Nuevas simulaciones sugieren que el intenso campo magnético inicial de Júpiter creó una zona segura que permitió la supervivencia de varias lunas gigantes, mientras que el campo más débil de Saturno hizo que solo conservara a Titán.
Investigadores de la Universidad de Kioto y de instituciones colaboradoras en China modelaron los jóvenes gigantes gaseosos y sus discos circunplanetarios. El trabajo demuestra que Júpiter formó una cavidad magnetosférica que atrapó y preservó a Ío, Europa y Ganímedes a medida que migraban hacia el interior.
Saturno carecía de una cavidad comparable debido a que su campo magnético era más débil. Las lunas que migraban a través de su disco se perdieron, dejando a Titán como la única gran superviviente.
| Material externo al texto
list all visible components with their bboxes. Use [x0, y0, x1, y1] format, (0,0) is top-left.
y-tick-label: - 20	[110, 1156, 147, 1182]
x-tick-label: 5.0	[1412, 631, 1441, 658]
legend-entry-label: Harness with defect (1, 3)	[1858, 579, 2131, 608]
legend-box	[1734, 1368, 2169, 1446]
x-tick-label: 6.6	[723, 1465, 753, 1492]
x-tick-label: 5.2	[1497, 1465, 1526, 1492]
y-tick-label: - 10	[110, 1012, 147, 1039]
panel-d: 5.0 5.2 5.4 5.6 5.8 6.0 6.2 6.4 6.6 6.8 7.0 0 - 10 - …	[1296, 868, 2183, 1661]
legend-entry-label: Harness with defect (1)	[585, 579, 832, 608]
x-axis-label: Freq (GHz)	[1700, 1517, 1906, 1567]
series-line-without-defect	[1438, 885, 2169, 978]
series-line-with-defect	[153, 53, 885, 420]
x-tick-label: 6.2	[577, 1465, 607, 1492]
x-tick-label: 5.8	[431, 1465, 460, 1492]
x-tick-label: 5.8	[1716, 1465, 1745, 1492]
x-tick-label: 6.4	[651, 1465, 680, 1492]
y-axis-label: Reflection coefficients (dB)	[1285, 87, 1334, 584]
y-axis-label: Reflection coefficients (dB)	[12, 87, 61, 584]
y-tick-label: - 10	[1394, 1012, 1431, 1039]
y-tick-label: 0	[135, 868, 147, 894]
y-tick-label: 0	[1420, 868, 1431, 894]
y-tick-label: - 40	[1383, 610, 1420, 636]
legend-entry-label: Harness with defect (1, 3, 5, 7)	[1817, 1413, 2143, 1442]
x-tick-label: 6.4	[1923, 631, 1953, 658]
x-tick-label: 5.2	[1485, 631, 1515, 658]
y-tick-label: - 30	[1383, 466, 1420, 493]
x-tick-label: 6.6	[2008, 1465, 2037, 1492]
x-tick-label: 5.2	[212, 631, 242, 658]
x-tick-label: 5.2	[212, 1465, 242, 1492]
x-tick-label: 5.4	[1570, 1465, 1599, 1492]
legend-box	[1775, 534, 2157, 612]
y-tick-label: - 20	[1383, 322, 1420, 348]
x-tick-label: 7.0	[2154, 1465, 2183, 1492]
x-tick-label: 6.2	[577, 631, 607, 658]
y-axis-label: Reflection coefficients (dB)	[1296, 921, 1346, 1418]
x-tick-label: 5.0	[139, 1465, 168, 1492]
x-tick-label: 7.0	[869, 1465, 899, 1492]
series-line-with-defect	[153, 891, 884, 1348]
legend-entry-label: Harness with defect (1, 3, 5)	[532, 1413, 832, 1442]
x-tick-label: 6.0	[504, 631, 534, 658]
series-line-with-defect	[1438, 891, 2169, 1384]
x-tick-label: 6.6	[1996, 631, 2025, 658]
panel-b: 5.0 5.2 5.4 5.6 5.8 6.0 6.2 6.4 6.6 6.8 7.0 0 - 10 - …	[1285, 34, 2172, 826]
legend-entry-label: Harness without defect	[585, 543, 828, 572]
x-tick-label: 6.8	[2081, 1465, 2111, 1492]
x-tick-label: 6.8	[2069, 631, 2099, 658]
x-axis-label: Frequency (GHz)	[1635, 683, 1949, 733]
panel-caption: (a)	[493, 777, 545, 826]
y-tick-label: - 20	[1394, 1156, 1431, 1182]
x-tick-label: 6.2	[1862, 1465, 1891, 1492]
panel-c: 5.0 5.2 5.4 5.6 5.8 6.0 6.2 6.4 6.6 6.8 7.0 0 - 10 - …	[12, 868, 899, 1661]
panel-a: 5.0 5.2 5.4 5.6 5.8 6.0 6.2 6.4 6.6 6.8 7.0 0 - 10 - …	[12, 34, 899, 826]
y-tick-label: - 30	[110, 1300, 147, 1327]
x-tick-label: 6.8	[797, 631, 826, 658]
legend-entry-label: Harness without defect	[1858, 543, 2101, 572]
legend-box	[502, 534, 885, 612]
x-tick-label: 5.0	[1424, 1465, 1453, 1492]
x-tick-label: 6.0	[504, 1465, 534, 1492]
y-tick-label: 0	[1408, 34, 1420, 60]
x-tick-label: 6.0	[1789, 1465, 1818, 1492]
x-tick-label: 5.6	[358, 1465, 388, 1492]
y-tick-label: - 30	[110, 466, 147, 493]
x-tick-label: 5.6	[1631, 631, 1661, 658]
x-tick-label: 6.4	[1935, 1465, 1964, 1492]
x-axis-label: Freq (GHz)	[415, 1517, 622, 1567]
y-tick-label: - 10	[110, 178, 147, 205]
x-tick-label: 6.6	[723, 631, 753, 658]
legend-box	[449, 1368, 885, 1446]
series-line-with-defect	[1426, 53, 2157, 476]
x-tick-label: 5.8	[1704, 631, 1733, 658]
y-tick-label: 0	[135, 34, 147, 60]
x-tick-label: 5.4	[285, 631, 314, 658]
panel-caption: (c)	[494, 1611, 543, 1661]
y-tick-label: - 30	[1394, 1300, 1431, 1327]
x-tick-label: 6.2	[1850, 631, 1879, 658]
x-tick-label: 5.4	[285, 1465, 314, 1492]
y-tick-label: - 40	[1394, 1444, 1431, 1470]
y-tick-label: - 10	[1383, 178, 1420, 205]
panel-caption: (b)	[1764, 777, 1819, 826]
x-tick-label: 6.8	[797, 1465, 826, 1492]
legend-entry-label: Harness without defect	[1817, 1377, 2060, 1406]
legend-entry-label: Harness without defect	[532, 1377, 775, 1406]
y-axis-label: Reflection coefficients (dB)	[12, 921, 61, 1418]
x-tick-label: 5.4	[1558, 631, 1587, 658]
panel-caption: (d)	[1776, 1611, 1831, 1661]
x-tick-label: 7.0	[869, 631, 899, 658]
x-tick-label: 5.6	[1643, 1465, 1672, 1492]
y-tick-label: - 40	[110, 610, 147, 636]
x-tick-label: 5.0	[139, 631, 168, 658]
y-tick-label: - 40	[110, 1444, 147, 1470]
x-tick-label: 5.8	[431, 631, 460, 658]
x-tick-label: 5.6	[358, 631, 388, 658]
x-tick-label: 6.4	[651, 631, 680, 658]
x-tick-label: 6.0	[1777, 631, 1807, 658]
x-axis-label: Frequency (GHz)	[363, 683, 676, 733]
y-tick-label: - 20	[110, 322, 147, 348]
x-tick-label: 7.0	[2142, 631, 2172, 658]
El equipo utilizó simulaciones numéricas del interior planetario, la evolución térmica y la dinámica orbital de N-cuerpos. El autor principal, Yuri I. Fujii, señaló que los múltiples sistemas de satélites cercanos a nosotros proporcionan datos detallados para probar las teorías de formación.
Los hallazgos, publicados en Nature Astronomy, predicen que los gigantes gaseosos del tamaño de Júpiter o mayores deberían albergar habitualmente sistemas compactos con múltiples lunas, mientras que los mundos del tamaño de Saturno suelen conservar solo una o dos.